О генерале Белкине Зоя Ивановна упоминала не раз в своих рассказах и написала в воспоминаниях. Правда, она почему-то указала, что на момент их с мужем пребывания в сентябре 1947 года на отдыхе в Карловых Варах он представлял СМЕРШ. Видимо, потому, что генерал-лейтенант М.И. Белкин действительно был переведён в разведку из этой службы. В мае 1946 года ГУКР СМЕРШ было передано в состав МГБ СССР и генерал Белкин был назначен заместителем начальника Первого главного управления (разведка) МГБ СССР. А с начала июня 1947 года он возглавлял Управление контрразведки МГБ Центральной группы войск в Австрии и Венгрии[299]. Припоминала она и то, что в Бадене муж оформил у Белкина «какое-то удостоверение на имя Тихомирова Александра Николаевича, на котором была наклеена фотография Рыбкина»[300]. Из приведённых в книге ничем не подтверждённых пересказов свидетелей тех далёких событий и изложения самой Зоей Ивановной того факта, что руководство 4‐го управления в лице П.А. Судоплатова и его заместителя Н.И. Эйтингона знало о том, какое задание выполняет полковник Рыбкин, можно предположить, что Борис Аркадьевич как опытный разведчик и резидент был, возможно, задействован в какой-то сложной и опасной оперативной комбинации. Да и факт присутствия майора 4‐го управления в роли водителя, притом, что сам Рыбкин отлично водил машину, тоже наводил Зою Ивановну на мысль о том, что проводилась какая-то важная встреча или нелегальные контакты полковника Рыбкина, действовавшего под чужим именем.

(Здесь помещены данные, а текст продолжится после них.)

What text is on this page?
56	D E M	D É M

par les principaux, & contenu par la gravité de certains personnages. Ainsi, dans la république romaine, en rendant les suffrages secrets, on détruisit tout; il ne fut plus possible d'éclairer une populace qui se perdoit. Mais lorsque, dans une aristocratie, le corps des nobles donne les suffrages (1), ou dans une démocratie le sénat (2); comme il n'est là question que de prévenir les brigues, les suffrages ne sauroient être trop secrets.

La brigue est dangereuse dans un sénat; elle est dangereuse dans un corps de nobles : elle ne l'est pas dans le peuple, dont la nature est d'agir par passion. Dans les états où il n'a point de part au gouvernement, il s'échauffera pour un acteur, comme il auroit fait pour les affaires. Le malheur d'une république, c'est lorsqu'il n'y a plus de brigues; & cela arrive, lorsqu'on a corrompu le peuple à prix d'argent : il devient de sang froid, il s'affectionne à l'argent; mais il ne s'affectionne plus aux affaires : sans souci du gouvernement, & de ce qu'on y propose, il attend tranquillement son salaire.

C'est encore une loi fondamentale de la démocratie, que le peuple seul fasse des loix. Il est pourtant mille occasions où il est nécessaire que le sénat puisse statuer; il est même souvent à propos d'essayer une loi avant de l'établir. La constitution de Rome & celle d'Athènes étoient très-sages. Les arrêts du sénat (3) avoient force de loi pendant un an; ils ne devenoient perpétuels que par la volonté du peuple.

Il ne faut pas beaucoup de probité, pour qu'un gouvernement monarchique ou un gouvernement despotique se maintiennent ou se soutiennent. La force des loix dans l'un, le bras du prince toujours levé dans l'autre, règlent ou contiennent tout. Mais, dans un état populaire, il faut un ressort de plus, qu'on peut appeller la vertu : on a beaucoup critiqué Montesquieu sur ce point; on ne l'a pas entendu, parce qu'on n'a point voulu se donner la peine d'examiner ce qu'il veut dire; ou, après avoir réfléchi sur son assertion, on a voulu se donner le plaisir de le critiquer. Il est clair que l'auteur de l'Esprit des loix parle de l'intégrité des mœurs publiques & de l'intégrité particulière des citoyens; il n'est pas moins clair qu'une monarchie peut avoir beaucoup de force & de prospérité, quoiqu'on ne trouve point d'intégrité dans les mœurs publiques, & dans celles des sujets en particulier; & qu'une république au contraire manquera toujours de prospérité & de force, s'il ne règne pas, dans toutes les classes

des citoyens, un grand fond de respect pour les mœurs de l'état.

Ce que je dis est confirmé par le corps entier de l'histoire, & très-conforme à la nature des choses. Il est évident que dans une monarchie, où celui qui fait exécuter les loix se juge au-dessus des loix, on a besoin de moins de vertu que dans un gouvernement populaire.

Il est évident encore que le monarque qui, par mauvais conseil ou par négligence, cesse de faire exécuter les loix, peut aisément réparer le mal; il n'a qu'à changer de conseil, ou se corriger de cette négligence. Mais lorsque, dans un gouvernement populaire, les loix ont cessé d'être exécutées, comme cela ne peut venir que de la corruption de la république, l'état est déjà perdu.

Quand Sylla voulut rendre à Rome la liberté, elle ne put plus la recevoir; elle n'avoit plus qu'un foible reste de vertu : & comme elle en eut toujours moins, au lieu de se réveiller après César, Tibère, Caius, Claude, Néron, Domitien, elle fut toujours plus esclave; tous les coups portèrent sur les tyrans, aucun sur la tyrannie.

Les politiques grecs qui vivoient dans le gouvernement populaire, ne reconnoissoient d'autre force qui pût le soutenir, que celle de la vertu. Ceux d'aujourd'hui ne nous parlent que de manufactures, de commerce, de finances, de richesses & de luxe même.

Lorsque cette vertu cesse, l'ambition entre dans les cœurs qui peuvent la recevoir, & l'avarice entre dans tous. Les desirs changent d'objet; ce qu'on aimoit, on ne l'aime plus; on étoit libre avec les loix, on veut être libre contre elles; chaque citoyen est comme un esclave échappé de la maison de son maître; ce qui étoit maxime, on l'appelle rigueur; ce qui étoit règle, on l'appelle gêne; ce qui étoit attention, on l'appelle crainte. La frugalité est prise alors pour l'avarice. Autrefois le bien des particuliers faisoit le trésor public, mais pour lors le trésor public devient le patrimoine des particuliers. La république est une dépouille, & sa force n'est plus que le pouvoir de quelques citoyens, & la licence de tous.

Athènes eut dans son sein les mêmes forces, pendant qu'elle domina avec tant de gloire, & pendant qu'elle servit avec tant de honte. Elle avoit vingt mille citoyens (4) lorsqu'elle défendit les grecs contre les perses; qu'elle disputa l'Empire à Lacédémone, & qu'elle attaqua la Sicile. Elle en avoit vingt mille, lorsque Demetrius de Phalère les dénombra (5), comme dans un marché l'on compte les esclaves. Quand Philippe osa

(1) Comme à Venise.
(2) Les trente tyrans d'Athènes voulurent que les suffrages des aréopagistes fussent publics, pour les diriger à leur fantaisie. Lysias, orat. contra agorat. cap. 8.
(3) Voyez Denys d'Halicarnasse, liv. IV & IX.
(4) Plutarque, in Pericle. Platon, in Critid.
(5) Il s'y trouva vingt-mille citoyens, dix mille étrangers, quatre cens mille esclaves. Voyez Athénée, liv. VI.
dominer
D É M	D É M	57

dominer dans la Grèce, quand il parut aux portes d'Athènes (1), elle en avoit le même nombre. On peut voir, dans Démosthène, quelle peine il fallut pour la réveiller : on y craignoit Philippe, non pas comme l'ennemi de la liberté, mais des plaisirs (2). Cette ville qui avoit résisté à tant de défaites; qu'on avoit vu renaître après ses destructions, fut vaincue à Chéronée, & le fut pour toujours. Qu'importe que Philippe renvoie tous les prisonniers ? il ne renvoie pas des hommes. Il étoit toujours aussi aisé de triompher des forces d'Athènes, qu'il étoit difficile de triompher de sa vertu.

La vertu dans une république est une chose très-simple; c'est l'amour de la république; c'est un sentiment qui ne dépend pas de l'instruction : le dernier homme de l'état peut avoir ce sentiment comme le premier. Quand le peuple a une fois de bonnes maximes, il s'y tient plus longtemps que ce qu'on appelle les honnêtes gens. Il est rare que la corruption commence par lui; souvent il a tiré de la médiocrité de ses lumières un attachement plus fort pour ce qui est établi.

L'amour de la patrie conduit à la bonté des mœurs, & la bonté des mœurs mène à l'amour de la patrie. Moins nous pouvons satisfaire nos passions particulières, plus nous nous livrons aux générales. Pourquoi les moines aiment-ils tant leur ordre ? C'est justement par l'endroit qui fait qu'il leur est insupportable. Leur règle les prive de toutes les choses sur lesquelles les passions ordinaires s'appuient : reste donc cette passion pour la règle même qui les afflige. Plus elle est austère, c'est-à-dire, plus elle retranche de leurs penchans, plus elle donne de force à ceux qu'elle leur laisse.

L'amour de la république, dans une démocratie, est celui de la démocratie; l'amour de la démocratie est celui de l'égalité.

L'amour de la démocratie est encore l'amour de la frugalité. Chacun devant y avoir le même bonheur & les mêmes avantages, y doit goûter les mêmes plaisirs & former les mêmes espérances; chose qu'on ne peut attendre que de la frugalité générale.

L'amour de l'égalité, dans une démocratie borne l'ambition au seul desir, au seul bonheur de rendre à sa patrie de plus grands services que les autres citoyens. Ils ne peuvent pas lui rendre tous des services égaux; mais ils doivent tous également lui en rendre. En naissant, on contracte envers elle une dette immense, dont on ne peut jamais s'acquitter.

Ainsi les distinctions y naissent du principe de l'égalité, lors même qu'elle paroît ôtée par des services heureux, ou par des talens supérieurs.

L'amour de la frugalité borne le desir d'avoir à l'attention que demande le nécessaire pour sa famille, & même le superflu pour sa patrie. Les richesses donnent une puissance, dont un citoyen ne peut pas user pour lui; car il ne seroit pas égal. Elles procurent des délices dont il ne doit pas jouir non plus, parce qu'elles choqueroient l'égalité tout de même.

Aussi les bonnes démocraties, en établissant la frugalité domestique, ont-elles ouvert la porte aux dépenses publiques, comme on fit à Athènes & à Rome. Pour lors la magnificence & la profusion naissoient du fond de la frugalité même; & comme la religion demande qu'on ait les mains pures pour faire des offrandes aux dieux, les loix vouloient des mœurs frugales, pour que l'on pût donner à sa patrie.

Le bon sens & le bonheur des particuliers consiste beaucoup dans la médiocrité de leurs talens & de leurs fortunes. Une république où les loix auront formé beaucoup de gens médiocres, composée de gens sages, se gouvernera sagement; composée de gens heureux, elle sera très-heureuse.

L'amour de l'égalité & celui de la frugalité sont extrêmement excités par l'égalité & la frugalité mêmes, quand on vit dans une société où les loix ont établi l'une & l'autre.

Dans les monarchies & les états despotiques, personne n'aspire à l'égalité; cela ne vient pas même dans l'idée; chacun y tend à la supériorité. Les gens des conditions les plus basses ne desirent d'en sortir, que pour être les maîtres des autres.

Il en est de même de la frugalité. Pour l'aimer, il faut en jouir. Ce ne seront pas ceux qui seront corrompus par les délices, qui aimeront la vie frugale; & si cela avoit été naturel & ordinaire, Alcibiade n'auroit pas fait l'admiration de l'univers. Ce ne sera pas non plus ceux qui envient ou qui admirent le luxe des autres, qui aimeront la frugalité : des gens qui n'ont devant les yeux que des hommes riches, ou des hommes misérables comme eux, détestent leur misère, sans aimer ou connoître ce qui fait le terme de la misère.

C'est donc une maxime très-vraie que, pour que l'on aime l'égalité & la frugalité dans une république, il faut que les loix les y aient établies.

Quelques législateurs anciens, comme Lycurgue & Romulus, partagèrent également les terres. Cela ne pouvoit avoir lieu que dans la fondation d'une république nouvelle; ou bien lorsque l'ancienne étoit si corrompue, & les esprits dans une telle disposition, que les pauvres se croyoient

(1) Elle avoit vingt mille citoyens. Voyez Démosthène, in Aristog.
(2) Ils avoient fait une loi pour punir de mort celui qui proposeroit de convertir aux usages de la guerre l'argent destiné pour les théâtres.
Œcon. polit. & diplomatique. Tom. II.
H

О гибели при исполнении служебных обязанностей полковника Б.А. Рыбкина ей сообщил генерал Эйтингон – зам. начальника 4‐го управления, где служил Борис Аркадьевич.
Тогда же возникли две основные версии его смерти: согласно первой, официальной версии он погиб 27 ноября 1947 года в автокатастрофе под Прагой. Согласно второй версии, которую разделяла и Зоя Ивановна, полковник Рыбкин был убит. По странному стечению обстоятельств одновременно под Будапештом в подобной дорожной аварии погиб некто капитан Суриков – в шинели и с документами полковника Б.А. Рыбкина.